What is your outlook for the next three to five years?
I’m excited about the progress we are making around affordable housing. I recently heard someone indicate that “there is no magic formula” when it comes to housing affordability. While I can agree with that general perspective, I would add that some people benefit more from the “rules than the exceptions to the rules” as I noted earlier. I believe our progress in the region is attributed to what I consider the three Cs: consistency, collaboration and communication. There is a lot more consistency that is happening with affordable housing in Middle Tennessee. There is better collaboration between private, public, nonprofit and for-profit entities working together. Everyone is talking about and bringing awareness to the issue of the housing affordability crisis. The more you hear about it, the more people want to get involved. This has driven new leadership to the region. Amazon has invested over $75 million in affordable housing initiatives in transit corridors, so we have to establish new messaging around what affordable housing truly means. There is antiquated terminology that people can’t let go of that has created barriers for affordable housing.

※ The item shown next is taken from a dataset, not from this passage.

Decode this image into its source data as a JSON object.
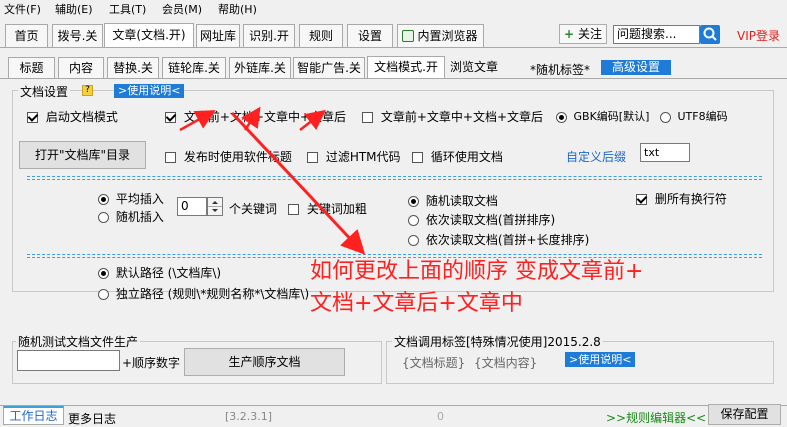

We also have to stop making up the rules as we go along. That would establish more consistency in the way we collaborate and communicate. Regulations can help mitigate some of those barriers that exist and also some of the discrimination processes that have prevented people of color from taking advantage of those tax credits and resources. And while there is a lot of focus on rentals, we know wealth is created through homeownership. It’s one of the best assets anyone can own.